Due to their life cycle characterized by long lifetime and large gene flow, forest trees are particularly exposed to temporal and spatial variation in selection. Plasticity may thus play a key role in forest trees response to climate change. The interplay between phenotypic plasticity, microevolution and gene flow on adaptation will be illustrated through the study of phenological traits in three forest tree species, beech, sessile oak and silver fir. Phenological traits have indeed been shown to be a major determinant of tree species distribution and ecosystem functioning. They also show strong responses to current climate change and large genetic variation both within and among populations, suggesting that they might evolve fast if climate change generates new selection pressures.
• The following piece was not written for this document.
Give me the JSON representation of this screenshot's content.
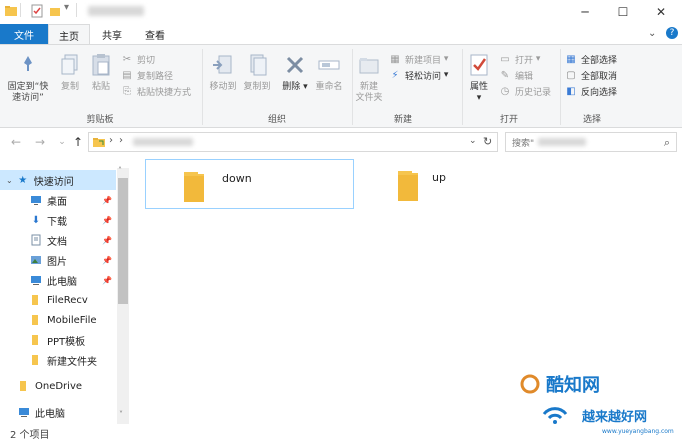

We will focus on bud burst, taking advantage of well-adjusted process-based phenological models predicting its date of occurrence as a function of temperature and photoperiod.
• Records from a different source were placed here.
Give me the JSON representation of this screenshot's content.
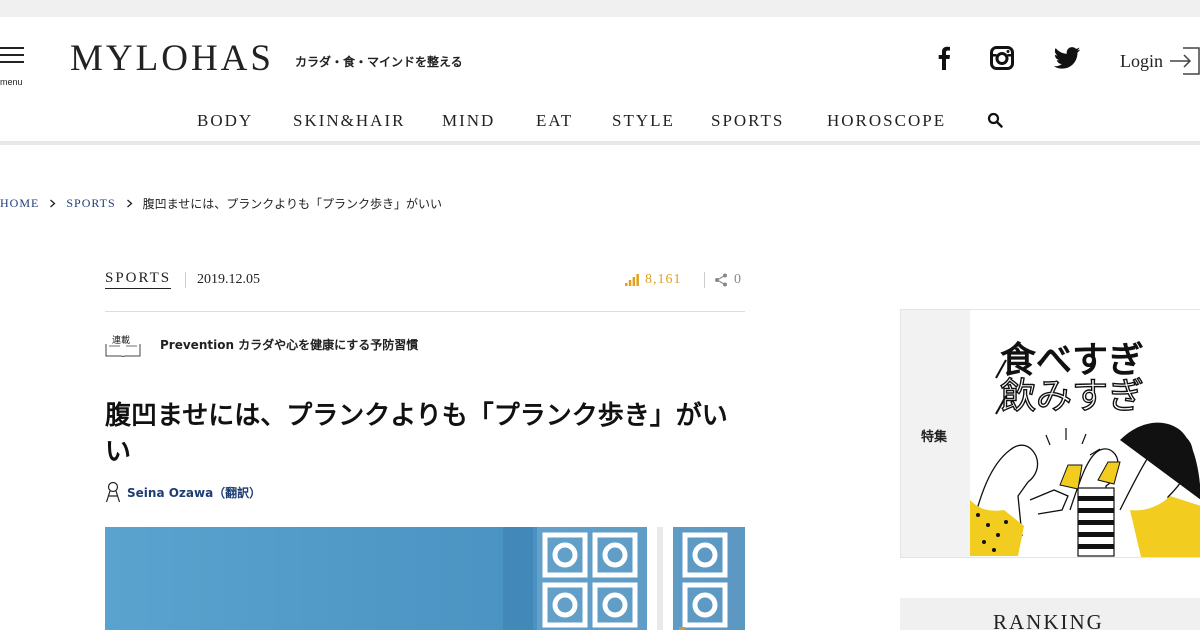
{
  "header": {
    "menu_label": "menu",
    "logo": "MYLOHAS",
    "tagline": "カラダ・食・マインドを整える",
    "social": [
      "facebook-icon",
      "instagram-icon",
      "twitter-icon"
    ],
    "login_label": "Login"
  },
  "nav": {
    "items": [
      "BODY",
      "SKIN&HAIR",
      "MIND",
      "EAT",
      "STYLE",
      "SPORTS",
      "HOROSCOPE"
    ],
    "search_icon": "search-icon"
  },
  "breadcrumb": {
    "home": "HOME",
    "category": "SPORTS",
    "current": "腹凹ませには、プランクよりも「プランク歩き」がいい"
  },
  "article": {
    "category": "SPORTS",
    "date": "2019.12.05",
    "views": "8,161",
    "shares": "0",
    "series_badge": "連載",
    "series_title": "Prevention カラダや心を健康にする予防習慣",
    "title": "腹凹ませには、プランクよりも「プランク歩き」がいい",
    "author": "Seina Ozawa（翻訳）"
  },
  "sidebar": {
    "feature_label": "特集",
    "feature_banner_line1": "食べすぎ",
    "feature_banner_line2": "飲みすぎ",
    "ranking_title": "RANKING"
  },
  "colors": {
    "accent_gold": "#e0a21c",
    "link_navy": "#1d3d74",
    "hero_blue": "#4f98c5",
    "banner_yellow": "#f2cc1f"
  }
}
The originality of our project lies in (i) integrating different adaptation mechanisms in ecological forecasts of climate change, which has only rarely been attempted; (ii) studying the interaction between these different mechanisms of adaptation, (iii) combining different types of modeling approaches and observations to both explore and predict the adaptive challenges and responses of tree populations experiencing climate changes. More precisely, we will make an original use of extant process-based models simulating variation in bud burst date and its impact on demographic rates, to quantitatively predict the direction and force of selection acting on phenological traits across environments in current and future climate. We will then incorporate this refined understanding of selection pressures in realistic ecological scenarios in quantitative genetics models of variable complexity to predict the joint changes in phenotypic and genetic values for bud burst dates. These predictions will be derived for a set of locations where the genetic and plastic variation in bud burst date are intensively studied, allowing quantitative tests of our predictions, as a validation step. To reach such objectives, our consortium gathers both modelers and experimentalists with complementary expertise in ecology, ecophysiology, quantitative genetics and evolutionary biology. The level of integration among the different tasks is very high. Results will (i) provide answers to fundamental questions about the evolution and adaptive value of phenotypic plasticity in variable environments, (ii) scenarios of range shift of forest tree species integrating adaptation processes and (iii) recommendations for forestry practices to manage the adaptive potential of forest tree species.